Re: Negotiating compression

Eliot,

On May 28, 2014, at 8:38 AM, Eliot Lear <lear@cisco.com> wrote:
> Hi Michael,
> 
> Are the printers ones whose implementation you control?

Just indirectly through the standards I and others write.

> Also, do you have some reason to believe that they will ever go to HTTP/2?

We have been pushing hard to get TLS support in all printers, and since TLS connections have a high overhead (both for bringing the connection up and maintaining state) we are all looking at HTTP/2 to provide some savings and potentially some minor performance benefit for these printers.

But on the low end we are *very* interested in adopting HTTP/2 for IPP USB where the number of available interfaces (== number of simultaneous connections that can be supported) is typically only 2.  Right now we are multiplexing access to these interfaces using a network proxy, but that means you can't have more than 2 requests in flight...  HTTP/2 would lift that limitation, but we need to be very careful about what resources we require since the current generation of SoCs used by the vendors can't do much more than they already do (printers are complicated pieces of hardware and the lowest cost SoC is used...)

I'm aware that "we are on our own" for non-network usage of HTTP - that's fine - but I would like to keep our usage as close to the standard as is feasible, otherwise vendors can't use the same HTTP/IPP software stack for USB and network printing.

(and in case you are wondering, yes they do TLS with 16-bit processors, it just works slowly...)

> ...
> Speaking more broadly, and not really addressing Michael, as I've repeatedly said, I think this comes down to applicability of the protocol.  Quite frankly it was not designed to make printing faster or more efficient, and to the best of my knowledge nobody has tested for that case.  This is not a fault of the protocol.  Good engineers constrain their design space.  HTTP/1.1 has suffered from wild success (RFC 5218) and is well beyond its design space.  I see nothing wrong in constraining the design space, so long as what's left is useful to a significant population.
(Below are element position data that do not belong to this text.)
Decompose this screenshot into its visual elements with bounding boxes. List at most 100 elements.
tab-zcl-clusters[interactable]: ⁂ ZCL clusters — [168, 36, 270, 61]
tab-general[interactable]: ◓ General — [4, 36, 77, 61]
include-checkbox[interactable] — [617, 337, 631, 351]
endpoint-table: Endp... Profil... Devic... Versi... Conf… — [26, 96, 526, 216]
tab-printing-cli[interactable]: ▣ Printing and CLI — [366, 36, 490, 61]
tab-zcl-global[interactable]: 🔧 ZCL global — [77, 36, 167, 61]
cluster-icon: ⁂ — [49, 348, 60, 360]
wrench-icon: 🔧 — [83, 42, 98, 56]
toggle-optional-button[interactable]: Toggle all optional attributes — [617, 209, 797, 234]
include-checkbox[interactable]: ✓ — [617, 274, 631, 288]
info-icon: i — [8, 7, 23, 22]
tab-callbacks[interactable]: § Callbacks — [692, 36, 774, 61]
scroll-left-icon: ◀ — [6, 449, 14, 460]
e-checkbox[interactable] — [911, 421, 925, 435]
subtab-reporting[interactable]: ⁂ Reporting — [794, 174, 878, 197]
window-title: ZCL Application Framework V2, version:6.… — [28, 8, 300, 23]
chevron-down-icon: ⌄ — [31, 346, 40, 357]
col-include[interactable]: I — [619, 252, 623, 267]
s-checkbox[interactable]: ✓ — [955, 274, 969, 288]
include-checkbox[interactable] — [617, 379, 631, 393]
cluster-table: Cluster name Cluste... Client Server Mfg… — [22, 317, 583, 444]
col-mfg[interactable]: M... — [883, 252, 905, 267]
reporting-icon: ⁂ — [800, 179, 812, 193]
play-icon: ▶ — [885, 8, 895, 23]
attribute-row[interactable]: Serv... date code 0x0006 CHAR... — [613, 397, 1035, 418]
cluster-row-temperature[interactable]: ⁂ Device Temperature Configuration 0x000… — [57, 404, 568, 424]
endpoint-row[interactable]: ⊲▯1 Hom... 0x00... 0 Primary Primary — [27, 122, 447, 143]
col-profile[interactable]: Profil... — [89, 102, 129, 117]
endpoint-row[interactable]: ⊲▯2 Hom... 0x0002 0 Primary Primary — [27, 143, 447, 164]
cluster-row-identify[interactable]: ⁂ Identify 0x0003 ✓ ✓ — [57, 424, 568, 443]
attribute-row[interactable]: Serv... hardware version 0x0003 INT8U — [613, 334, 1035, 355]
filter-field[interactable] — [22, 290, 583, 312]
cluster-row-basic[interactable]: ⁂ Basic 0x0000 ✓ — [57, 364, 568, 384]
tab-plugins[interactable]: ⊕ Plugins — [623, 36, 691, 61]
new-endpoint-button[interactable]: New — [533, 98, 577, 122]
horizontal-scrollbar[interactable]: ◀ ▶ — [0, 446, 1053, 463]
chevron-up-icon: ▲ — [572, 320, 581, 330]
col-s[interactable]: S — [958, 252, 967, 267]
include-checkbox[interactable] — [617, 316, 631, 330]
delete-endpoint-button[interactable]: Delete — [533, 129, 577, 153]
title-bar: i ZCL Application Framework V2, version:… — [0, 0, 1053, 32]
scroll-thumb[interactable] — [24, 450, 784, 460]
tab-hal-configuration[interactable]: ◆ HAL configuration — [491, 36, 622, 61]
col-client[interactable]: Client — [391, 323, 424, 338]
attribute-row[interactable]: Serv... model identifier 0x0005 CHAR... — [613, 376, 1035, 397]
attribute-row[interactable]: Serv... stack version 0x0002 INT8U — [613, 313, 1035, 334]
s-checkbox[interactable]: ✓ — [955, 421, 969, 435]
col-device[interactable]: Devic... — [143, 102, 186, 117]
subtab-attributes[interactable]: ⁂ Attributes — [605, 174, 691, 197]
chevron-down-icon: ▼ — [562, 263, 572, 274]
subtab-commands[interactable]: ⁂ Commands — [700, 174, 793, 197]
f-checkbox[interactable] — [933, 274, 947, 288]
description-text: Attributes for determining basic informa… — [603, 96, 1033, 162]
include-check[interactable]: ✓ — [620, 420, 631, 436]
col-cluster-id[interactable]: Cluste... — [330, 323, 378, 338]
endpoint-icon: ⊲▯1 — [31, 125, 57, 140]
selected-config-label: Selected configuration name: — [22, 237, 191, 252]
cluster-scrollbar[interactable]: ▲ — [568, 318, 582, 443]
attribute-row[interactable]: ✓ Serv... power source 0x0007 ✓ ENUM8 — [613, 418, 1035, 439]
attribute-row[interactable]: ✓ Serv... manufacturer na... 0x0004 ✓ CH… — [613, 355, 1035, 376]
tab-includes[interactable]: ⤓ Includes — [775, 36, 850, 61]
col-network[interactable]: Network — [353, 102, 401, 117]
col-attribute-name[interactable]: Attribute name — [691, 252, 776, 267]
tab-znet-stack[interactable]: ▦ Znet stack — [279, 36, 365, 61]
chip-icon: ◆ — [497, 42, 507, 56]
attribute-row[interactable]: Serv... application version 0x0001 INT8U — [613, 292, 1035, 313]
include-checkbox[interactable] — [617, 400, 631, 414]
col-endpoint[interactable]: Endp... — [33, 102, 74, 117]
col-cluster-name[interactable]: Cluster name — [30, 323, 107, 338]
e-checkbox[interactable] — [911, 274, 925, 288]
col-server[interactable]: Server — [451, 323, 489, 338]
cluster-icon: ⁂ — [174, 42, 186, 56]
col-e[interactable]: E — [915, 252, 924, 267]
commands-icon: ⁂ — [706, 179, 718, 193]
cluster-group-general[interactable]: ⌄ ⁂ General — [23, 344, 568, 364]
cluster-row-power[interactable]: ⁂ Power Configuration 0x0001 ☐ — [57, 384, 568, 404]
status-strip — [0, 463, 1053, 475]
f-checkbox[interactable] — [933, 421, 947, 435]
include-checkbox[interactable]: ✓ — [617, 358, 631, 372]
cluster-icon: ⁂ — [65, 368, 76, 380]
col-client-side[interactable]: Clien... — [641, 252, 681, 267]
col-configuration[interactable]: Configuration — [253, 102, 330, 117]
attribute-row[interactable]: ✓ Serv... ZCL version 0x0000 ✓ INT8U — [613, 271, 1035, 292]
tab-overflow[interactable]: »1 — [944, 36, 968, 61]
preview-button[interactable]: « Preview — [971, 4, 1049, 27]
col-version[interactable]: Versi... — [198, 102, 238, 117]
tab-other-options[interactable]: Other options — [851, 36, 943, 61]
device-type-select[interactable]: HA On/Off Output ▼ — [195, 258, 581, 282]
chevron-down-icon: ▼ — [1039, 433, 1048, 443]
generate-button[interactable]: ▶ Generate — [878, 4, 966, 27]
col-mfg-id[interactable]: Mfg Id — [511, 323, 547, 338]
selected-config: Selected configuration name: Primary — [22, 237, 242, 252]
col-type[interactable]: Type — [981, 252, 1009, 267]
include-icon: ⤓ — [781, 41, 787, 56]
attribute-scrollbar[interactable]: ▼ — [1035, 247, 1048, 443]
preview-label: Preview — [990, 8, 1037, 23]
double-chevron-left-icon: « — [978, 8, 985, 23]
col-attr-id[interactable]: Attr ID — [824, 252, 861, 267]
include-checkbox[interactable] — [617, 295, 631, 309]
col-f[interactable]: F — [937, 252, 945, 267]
Frankly, this attitude about printing being outside the design space of HTTP is crap.  IPP is a web service, exactly as envisioned in the original HTTP specs.  Every IPP request is a POST with a message body.  The message body happens to be a binary encoded message (application/ipp) rather than XML or JSON or HTML form data, but it is exactly the same usage as any other web service and compatible with the semantics of HTTP.

The only real difference between IPP and a typical web page load is the sheer volume of data - gigabytes for a raster printer versus megabytes for a typical web page without video (you'll get gigabytes for HD video).

Rather than claiming that HTTP was never designed to support such usage after the fact, perhaps it would be more constructive to accept that HTTP *is* used for things not directly connected to a web browser or web page.  I will also point out that all versions of the HTTP specs going back to RFC 1945 (HTTP/1.0) talk about HTTP being used for more than just web browsers.  Developers didn't just decide to subvert HTTP, *they were given permission and encouraged to use HTTP as a generic communication protocol*.